# Freehand ! Wer kennt sich bissel aus ?



## soul4ever (22. August 2007)

Hallo,

ich muss für die Uni eine thematische Karte erstellen. Dazu muss ich die einzelnen Bundesländer in verschiedene Klassen einteilen die ich eben farblich markiere. 
Alle Bundesländer sind "geschlossen" und ich kann sie mit Farbe auffüllen. Das funktioniert überall bis auf Berlin und Bremen 

Wenn ich bei denen beiden einfärben will, färbe ich direkt das Bundesland aussenrum (Brandenburg und Niedersachsen) mit ein und man erkennt Berlin und Bremen garnicht mehr, das geht einfach unter...

Wenn ich aber auf meine Markierung vom Bundesland klicke, dann ist der Kreis geschlossen.

Hab das mal auf nem leeren papier ausprobiert - wenn ein Kreis komplett von einem anderem Kreis umgeben ist, dann lässt sich der innere nicht seperat einfärben ?! ist das ein bug oder was kann man da machen ?


----------



## Zinken (22. August 2007)

Versuch es mal mit Modify/Arrange und setz die innere Fläche ganz nach oben.


----------



## soul4ever (23. August 2007)

super danke


----------



## soul4ever (23. August 2007)

Hab jetzt aber noch ein Problem:

Bin eigentlich soweit fertig, nur hab ich jetzt etwas schlimmes feststellen müssen:

Ich hab meine Karte genau auf die Größe von diesem vorgezeichneten Rechteck gemacht und dann drunter noch nen neuen Kasten für meine Legende. Nur wenn ich jetzt meine komplette Karte drucken oder exportieren möchte, dann lässt er immer die Legende weg....

Was mach ich jetzt ? Ich kann die Karte ja nicht mehr kleiner ziehen :/

...


----------



## Ma Bu (23. August 2007)

Das vorgzeichnete Rechteck wird Deine Arbeitsfläche sein. Entweder du vergrößerst sie oder du gruppierst und skalierst Deine Zeichnung, damit die Legende drunterpasst.
LG
Martina


----------



## soul4ever (23. August 2007)

ja ich wüsste nicht, wie ich diese Arbeitsfläche vergrößern könnte, kann sie nirgends anfassen oder ziehen....

...und skalieren kann ich die Karte ja nicht, weil dann ja alles verschoben wäre.
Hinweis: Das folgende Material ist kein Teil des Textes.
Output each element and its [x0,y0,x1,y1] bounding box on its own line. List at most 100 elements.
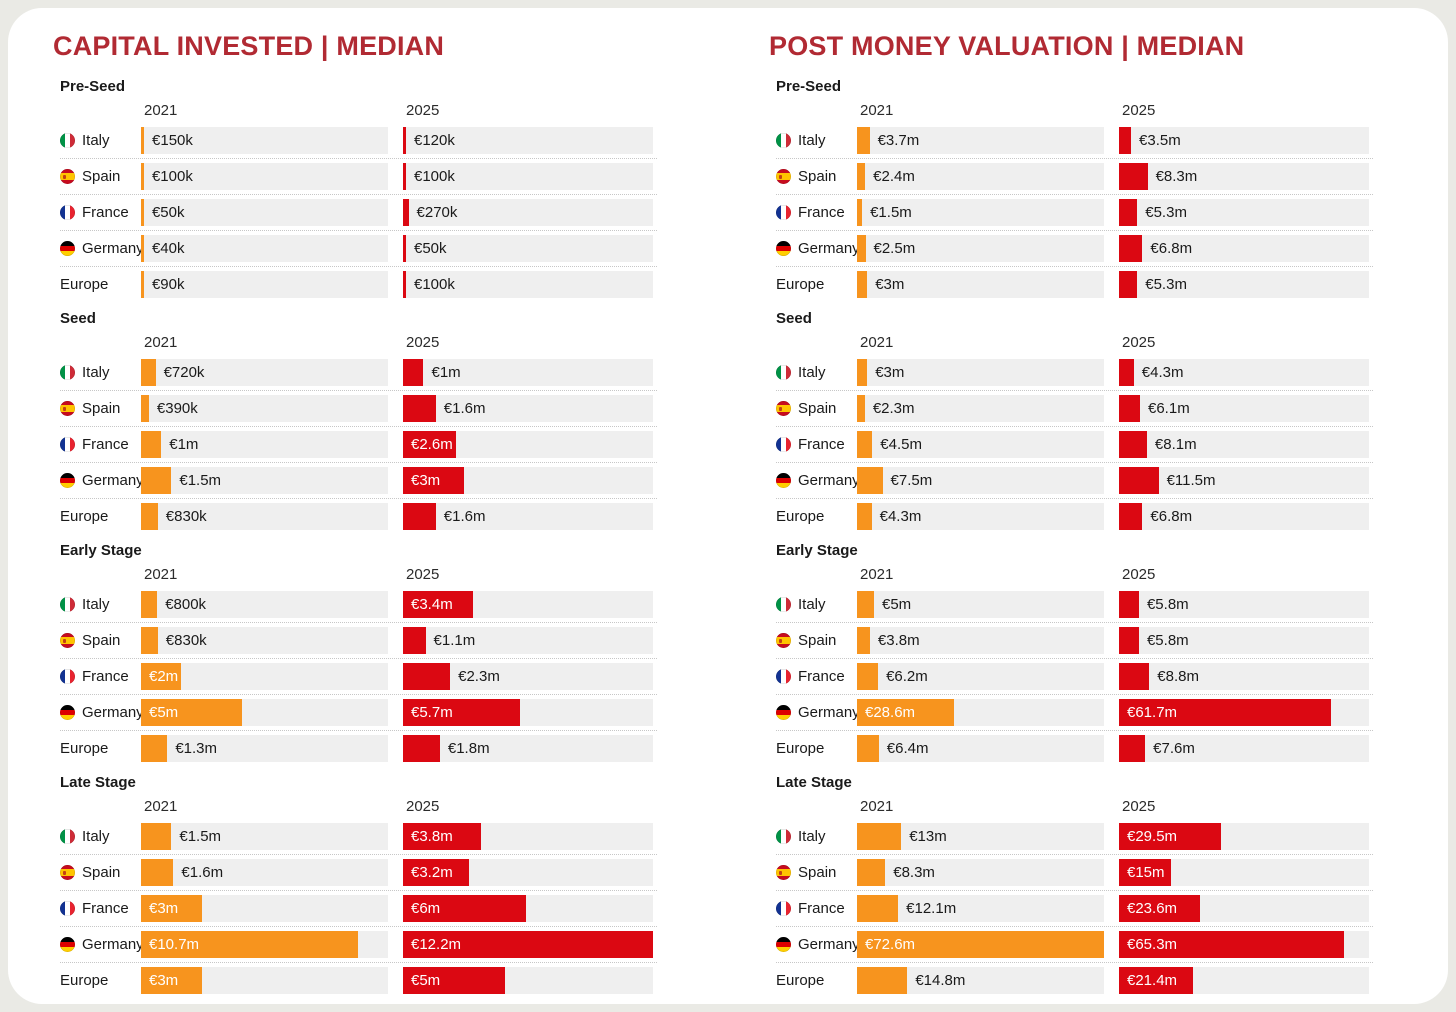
italy-flag-icon [776,829,791,844]
year-2021-label: 2021 [860,798,894,815]
bar-track-2025: €23.6m [1119,895,1369,922]
country-row: Italy €3.7m €3.5m [776,127,1373,154]
country-row-wrap: Europe €3m €5m [60,963,657,998]
bar-2025 [1119,199,1138,226]
value-label-2021: €100k [151,168,193,185]
country-row: Spain €830k €1.1m [60,627,657,654]
country-label-group: Europe [60,276,141,293]
bar-track-2025: €3.2m [403,859,653,886]
year-header-spacer [776,798,857,815]
country-name: Germany [798,240,860,257]
country-label-group: Europe [776,972,857,989]
country-label-group: France [60,900,141,917]
italy-flag-icon [776,133,791,148]
value-label-2021: €4.5m [880,436,922,453]
country-row: Europe €90k €100k [60,271,657,298]
bar-2025 [403,431,457,458]
bar-2025 [1119,235,1143,262]
year-header-row: 2021 2025 [776,798,1373,815]
country-row-wrap: Germany €1.5m €3m [60,463,657,499]
bar-track-2025: €1m [403,359,653,386]
country-row: France €6.2m €8.8m [776,663,1373,690]
country-name: Germany [798,704,860,721]
country-row-wrap: France €12.1m €23.6m [776,891,1373,927]
country-row: Germany €28.6m €61.7m [776,699,1373,726]
value-label-2025: €15m [1127,864,1165,881]
country-name: Spain [82,168,121,185]
bar-track-2021: €50k [141,199,388,226]
value-label-2021: €28.6m [865,704,916,721]
bar-2021 [857,503,872,530]
country-name: Spain [798,632,837,649]
country-rows: Italy €5m €5.8m Spain €3.8m €5.8 [776,587,1373,766]
bar-track-2025: €8.3m [1119,163,1369,190]
bar-track-2025: €5.8m [1119,627,1369,654]
country-name: Spain [82,632,121,649]
country-row: France €1.5m €5.3m [776,199,1373,226]
country-name: France [798,668,845,685]
bar-track-2025: €8.8m [1119,663,1369,690]
bar-2025 [1119,859,1171,886]
bar-track-2021: €800k [141,591,388,618]
italy-flag-icon [60,133,75,148]
bar-track-2025: €3.5m [1119,127,1369,154]
country-row: Europe €3m €5m [60,967,657,994]
country-label-group: France [60,668,141,685]
value-label-2025: €2.6m [411,436,453,453]
bar-2021 [857,823,902,850]
bar-track-2025: €1.1m [403,627,653,654]
value-label-2021: €3m [149,972,179,989]
country-rows: Italy €800k €3.4m Spain €830k €1 [60,587,657,766]
year-2025-label: 2025 [1122,566,1156,583]
bar-track-2021: €150k [141,127,388,154]
value-label-2021: €12.1m [906,900,957,917]
bar-2025 [403,591,473,618]
country-row-wrap: Germany €2.5m €6.8m [776,231,1373,267]
country-name: Germany [82,936,144,953]
country-row-wrap: Germany €28.6m €61.7m [776,695,1373,731]
country-row-wrap: France €3m €6m [60,891,657,927]
bar-track-2025: €2.3m [403,663,653,690]
bar-track-2025: €1.8m [403,735,653,762]
bar-track-2025: €50k [403,235,653,262]
country-name: Italy [82,132,110,149]
bar-track-2025: €29.5m [1119,823,1369,850]
country-label-group: Germany [776,472,860,489]
bar-track-2021: €4.5m [857,431,1104,458]
germany-flag-icon [776,473,791,488]
bar-2021 [141,199,144,226]
bar-track-2021: €14.8m [857,967,1104,994]
year-2025-label: 2025 [1122,798,1156,815]
country-row: France €3m €6m [60,895,657,922]
stage-section: Late Stage 2021 2025 Italy €1.5m €3.8m [60,774,657,998]
bar-track-2021: €1m [141,431,388,458]
germany-flag-icon [776,937,791,952]
country-row: Europe €830k €1.6m [60,503,657,530]
chart-panels-container: CAPITAL INVESTED | MEDIAN Pre-Seed 2021 … [53,30,1448,1004]
bar-2025 [403,967,506,994]
country-row-wrap: Spain €2.3m €6.1m [776,391,1373,427]
value-label-2025: €5.8m [1146,596,1189,613]
bar-track-2025: €1.6m [403,503,653,530]
country-name: France [82,668,129,685]
country-name: France [798,204,845,221]
bar-track-2021: €2m [141,663,388,690]
country-label-group: France [776,668,857,685]
bar-track-2025: €15m [1119,859,1369,886]
country-row: Spain €8.3m €15m [776,859,1373,886]
country-label-group: France [776,900,857,917]
stage-title: Seed [776,310,812,327]
year-2025-label: 2025 [406,334,440,351]
bar-2021 [857,271,868,298]
year-header-spacer [60,566,141,583]
bar-2025 [403,627,426,654]
germany-flag-icon [60,937,75,952]
bar-track-2021: €72.6m [857,931,1104,958]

Würde nur funktionieren wenn ich alles auf einmal skalieren könnte, aber das geht ja nicht, zumindest hab ich nicht rausgefunden wie das geht...


verdammt, ich muss morgen abgeben, so ein mist


----------



## Ma Bu (23. August 2007)

Keine Panik, dafür hast du doch uns... und bis morgen sind noch ein paar Stündchen Zeit. Das bekommen wir schon zusammen hin...
Du musst, um es zu skalieren alles gruppieren. Geht (arbeitest du mit windows oder mac) mit Strg G und dann hast du einen unteren Punkt als Anfasser. Du hältst die Shift-Taste gedrückt, während du den Anfasser schiebst. So sollte es gehen.
Die Arbeitsfläche vergrößerst du, indem du in das Fenster gehst, das die Große dieser ich glaub mit einem Papierstück anzeigt. Leider hab ich nur Illustrator und kann dir nicht so genau sagen (bzw. nur aus dem Kopf, habs aber schon einige Monate nicht mehr gemacht) wo es sich befindet. Dort kannst du die Größe selbst bestimmen.
Aber da kann sicher jemand eine ganz präzse Auskunft geben, der das Programm vor sich hat.


----------



## soul4ever (23. August 2007)

aaaahhhh super, du bist meine Rettung 

funktioniert wunderbar )

Ich meld mich nochmal falls es noch ein prob gibt. Ansonsten dankeschön


----------



## Ma Bu (23. August 2007)

Jippiii, freut mich. Bin ja noch ein Stündchen wach, hoffe, du bekommst es ohne Probleme nun hin.
LG
Martina


----------